As our work has progressed we have become increasingly aware of the critical need to provide as much support to tutors as possible, especially those volunteers and mentors who wish to become adult literacy tutors themselves. To meet this need many of our instructional resources are also dual purpose and can fulfil a tutor training function. The tutor training aspects of our instructional resources, where applicable, are identified in detail in each resource description on our website.
More Information – Features
The handbook and the free learner app combined with the Tutor Hub provide a useful training and Continuing Professional Development (CPD) resource for tutors who are new to adult literacy teaching and / or the use of structured phonics methods. Tutors who subscribe to the Tutor Hub get access to a range of powerful literacy tools and a growing range of training materials including an interactive phonics dictionary with over 300,000 words and authoring tools. In addition to this, we are pleased to make available an in-depth and very clear guide to using phonics methods with adults. It is called ‘POST-16 PHONICS APPROACHES: A TOOLKIT’, and has been written by some of the leading literacy researchers and practitioners in the UK, it published by the Education and Training Foundation. It is freely available as a PDF file to download from this link. We strongly recommend using all these print and digital resources in parallel to develop individual and organisational expertise and capacity in delivering effective adult literacy development interventions. Please note our training materials are not intended to replace any literacy training schemes based on phonics that are available to existing or new tutors, but rather to fill the (many) gaps in existing support systems and help people prepare for further training if they desire it.
Our Resources web page has a section called ‘Tutor Training and Development Resources’, here we have collected a range of quality free training for tutors, including a suggested development sequence for new tutors.
Tutor training and support is a critical element in any successful adult literacy scheme. It is especially important for the many organisations and individuals who do this work with little or no support from ‘official’ government funded bodies. We anticipate being involved in activities with others to increase the availability of training and development resources. One area that is very important but often overlooked in discussions about training is in developing the ‘soft skills’ to help gain adult learners trust and overcome past negative (sometimes traumatic) educational experiences. Another area that needs attention is helping tutors to identify, understand and possibly mitigate various forms of disability (e.g. impaired hearing) and neurodiversity (e.g. dyslexia) as these are sometimes connected with low literacy in adults.

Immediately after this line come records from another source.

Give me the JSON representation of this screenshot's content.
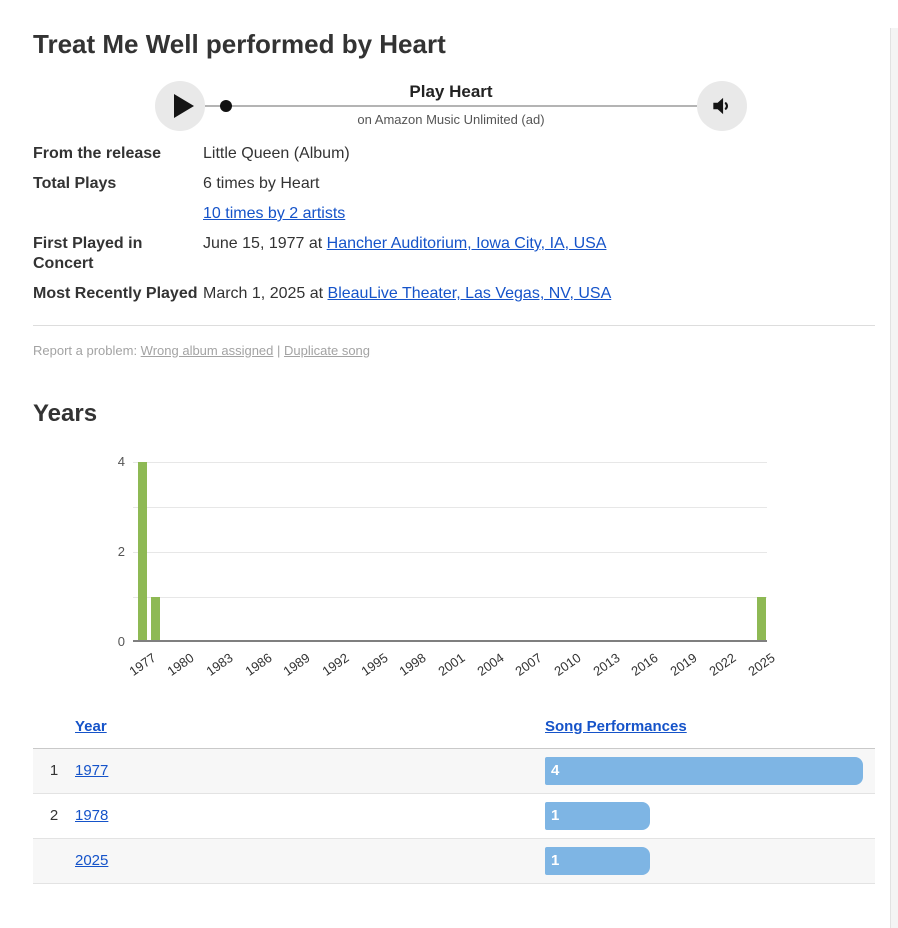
{
  "title": "Treat Me Well performed by Heart",
  "player": {
    "play_label": "Play Heart",
    "sublabel": "on Amazon Music Unlimited (ad)"
  },
  "details": {
    "release": {
      "label": "From the release",
      "value": "Little Queen (Album)"
    },
    "total": {
      "label": "Total Plays",
      "value": "6 times by Heart",
      "link": "10 times by 2 artists"
    },
    "first": {
      "label": "First Played in Concert",
      "date_text": "June 15, 1977 at ",
      "venue_link": "Hancher Auditorium, Iowa City, IA, USA"
    },
    "recent": {
      "label": "Most Recently Played",
      "date_text": "March 1, 2025 at ",
      "venue_link": "BleauLive Theater, Las Vegas, NV, USA"
    }
  },
  "report": {
    "prefix": "Report a problem: ",
    "wrong_album_link": "Wrong album assigned",
    "separator": " | ",
    "duplicate_link": "Duplicate song"
  },
  "years": {
    "heading": "Years"
  },
  "chart_data": {
    "type": "bar",
    "title": "Years",
    "x": [
      1977,
      1978,
      2025
    ],
    "values": [
      4,
      1,
      1
    ],
    "series_name": "Song Performances",
    "x_tick_labels": [
      "1977",
      "1980",
      "1983",
      "1986",
      "1989",
      "1992",
      "1995",
      "1998",
      "2001",
      "2004",
      "2007",
      "2010",
      "2013",
      "2016",
      "2019",
      "2022",
      "2025"
    ],
    "y_ticks": [
      0,
      2,
      4
    ],
    "y_gridlines": [
      0,
      1,
      2,
      3,
      4
    ],
    "xlim": [
      1977,
      2025
    ],
    "ylim": [
      0,
      4
    ],
    "grid": true,
    "legend": false,
    "bar_color": "#8eb954"
  },
  "table": {
    "headers": [
      {
        "label": "Year"
      },
      {
        "label": "Song Performances"
      }
    ],
    "rows": [
      {
        "rank": "1",
        "year": "1977",
        "performances": 4
      },
      {
        "rank": "2",
        "year": "1978",
        "performances": 1
      },
      {
        "rank": "",
        "year": "2025",
        "performances": 1
      }
    ],
    "bar_color": "#7eb5e4"
  },
  "colors": {
    "link_blue": "#1553c9",
    "chart_green": "#8eb954",
    "table_bar_blue": "#7eb5e4"
  }
}
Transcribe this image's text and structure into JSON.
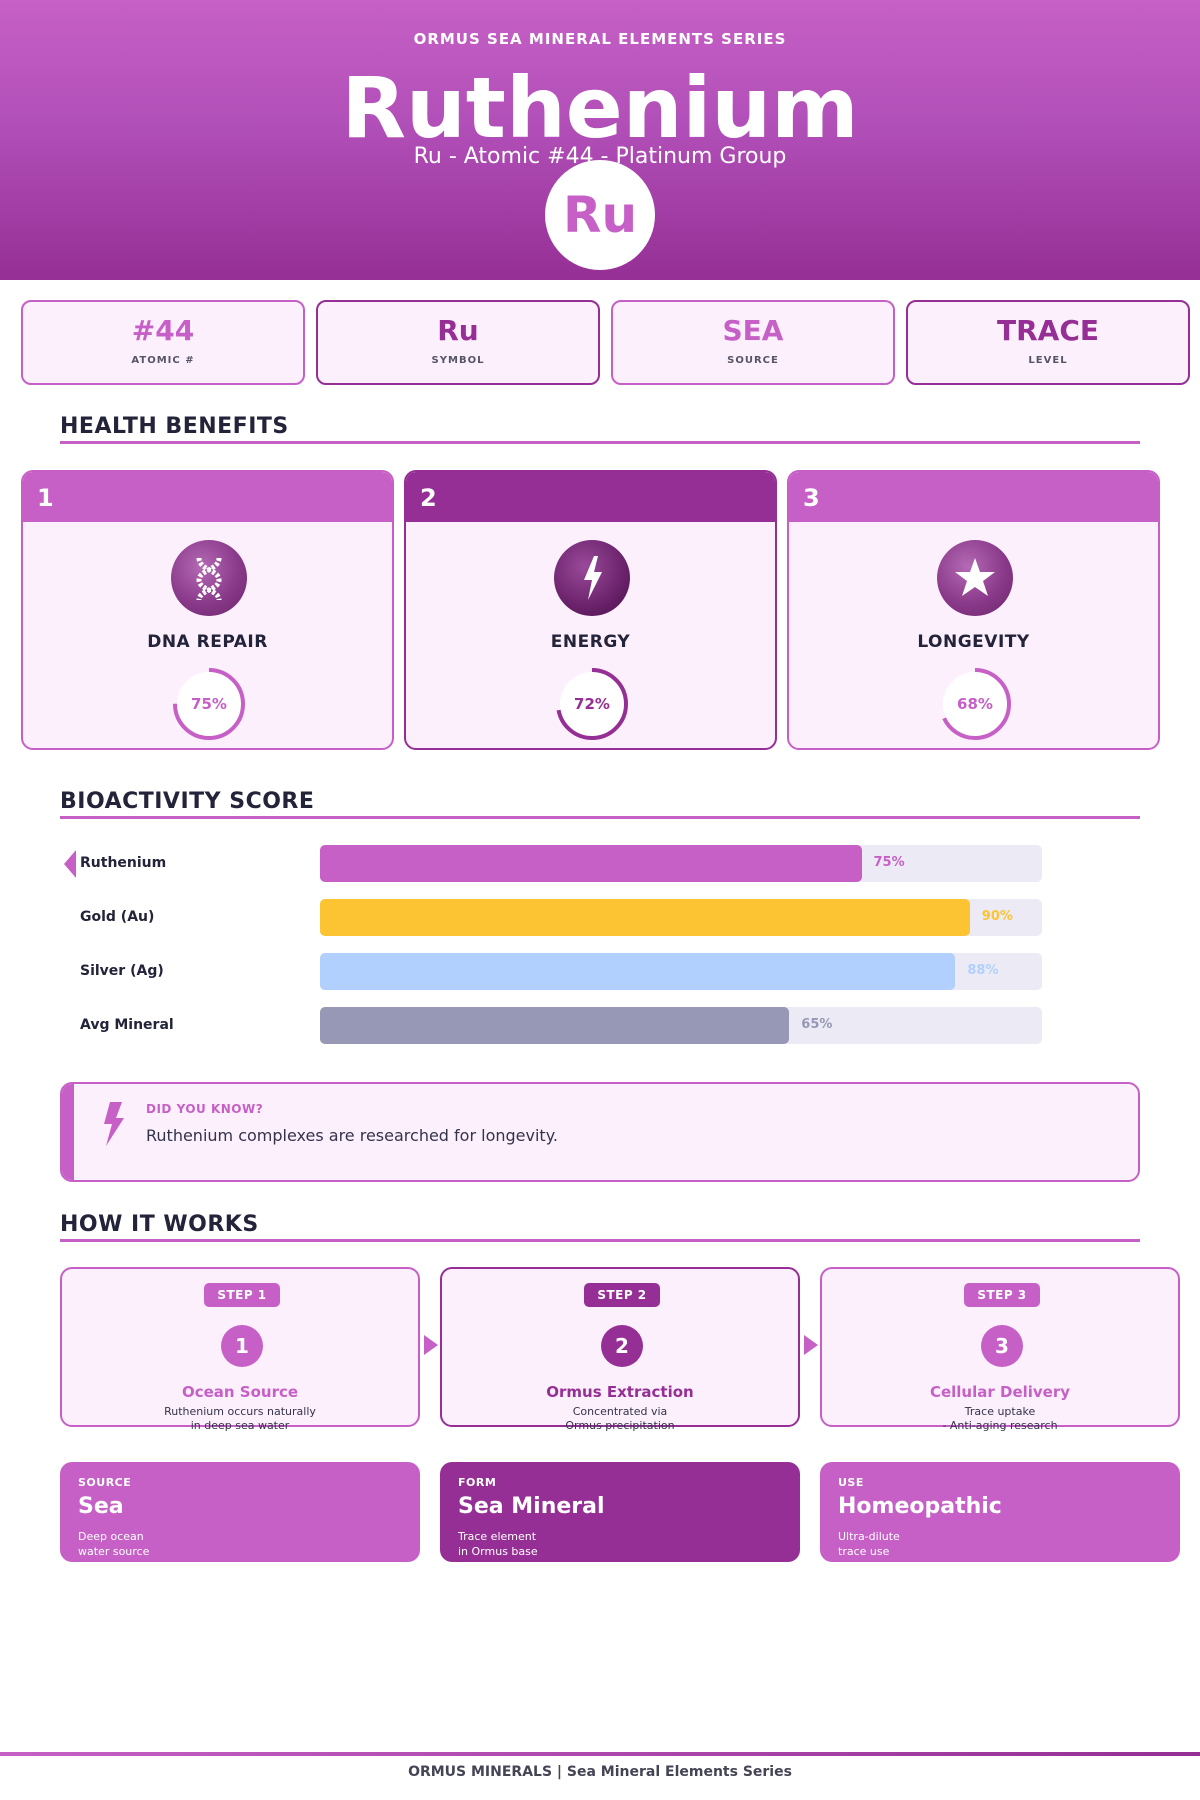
{
  "header": {
    "series": "ORMUS SEA MINERAL ELEMENTS SERIES",
    "title": "Ruthenium",
    "subtitle": "Ru  -  Atomic #44  -  Platinum Group",
    "badge": "Ru"
  },
  "stats": [
    {
      "value": "#44",
      "label": "ATOMIC #"
    },
    {
      "value": "Ru",
      "label": "SYMBOL"
    },
    {
      "value": "SEA",
      "label": "SOURCE"
    },
    {
      "value": "TRACE",
      "label": "LEVEL"
    }
  ],
  "sections": {
    "benefits": "HEALTH BENEFITS",
    "bioactivity": "BIOACTIVITY SCORE",
    "how": "HOW IT WORKS"
  },
  "benefits": [
    {
      "num": "1",
      "name": "DNA REPAIR",
      "pct": "75%",
      "value": 75,
      "icon": "dna-icon"
    },
    {
      "num": "2",
      "name": "ENERGY",
      "pct": "72%",
      "value": 72,
      "icon": "lightning-icon"
    },
    {
      "num": "3",
      "name": "LONGEVITY",
      "pct": "68%",
      "value": 68,
      "icon": "star-icon"
    }
  ],
  "bioactivity": [
    {
      "label": "Ruthenium",
      "pct": "75%",
      "value": 75,
      "color": "#c660c6"
    },
    {
      "label": "Gold (Au)",
      "pct": "90%",
      "value": 90,
      "color": "#fcc433"
    },
    {
      "label": "Silver (Ag)",
      "pct": "88%",
      "value": 88,
      "color": "#b1d0fd"
    },
    {
      "label": "Avg Mineral",
      "pct": "65%",
      "value": 65,
      "color": "#9797b6"
    }
  ],
  "did_you_know": {
    "kicker": "DID YOU KNOW?",
    "text": "Ruthenium complexes are researched for longevity."
  },
  "steps": [
    {
      "pill": "STEP 1",
      "num": "1",
      "title": "Ocean Source",
      "line1": "Ruthenium occurs naturally",
      "line2": "in deep sea water"
    },
    {
      "pill": "STEP 2",
      "num": "2",
      "title": "Ormus Extraction",
      "line1": "Concentrated via",
      "line2": "Ormus precipitation"
    },
    {
      "pill": "STEP 3",
      "num": "3",
      "title": "Cellular Delivery",
      "line1": "Trace uptake",
      "line2": "- Anti-aging research"
    }
  ],
  "info": [
    {
      "kicker": "SOURCE",
      "value": "Sea",
      "line1": "Deep ocean",
      "line2": "water source"
    },
    {
      "kicker": "FORM",
      "value": "Sea Mineral",
      "line1": "Trace element",
      "line2": "in Ormus base"
    },
    {
      "kicker": "USE",
      "value": "Homeopathic",
      "line1": "Ultra-dilute",
      "line2": "trace use"
    }
  ],
  "footer": "ORMUS MINERALS  |  Sea Mineral Elements Series",
  "colors": {
    "primary": "#c660c6",
    "dark": "#952f95",
    "panel": "#fdf0fd"
  }
}
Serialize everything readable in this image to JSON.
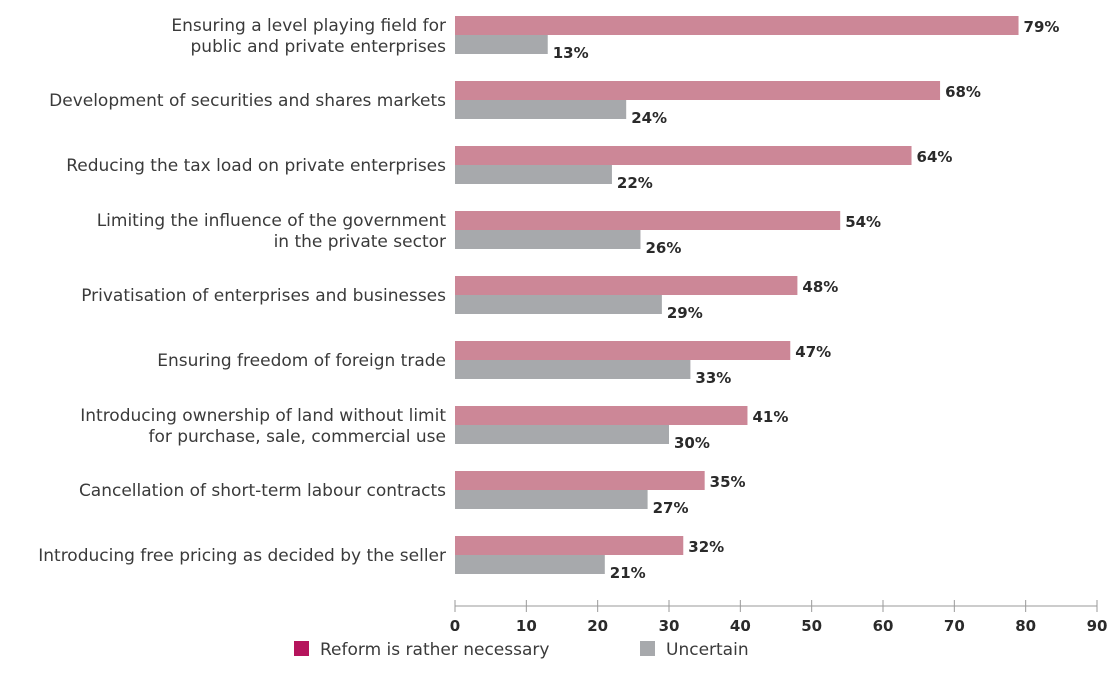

It may come as a surprise to many that a systematic ‘nuts and bolts’ approach, based on research evidence, of how to teach reading in our school systems is not always the norm. Often it is left to tradition, local habits and the agendas of large commercial publishers. In an article called ‘Teaching Reading Is Rocket Science’ an American teachers union describes clearly and persuasively the need to adopt such modern systematic, evidence based approaches to the teaching of reading and writing and the considerable obstacles to doing so – these points apply equally to the UK. In our work, we use and advocate these kinds of systematic ‘nuts and bolts’ approaches to help adult literacy tutors be effective and confident.
UN SDG 4
United Nations Sustainable Development Goals: Goal 4 Quality Education
“Ensure inclusive and equitable quality education and promote lifelong learning
opportunities for all.”
The Citizen Literacy programme and its free learner web app is our contribution to meeting this goal and its target of achieving universal literacy.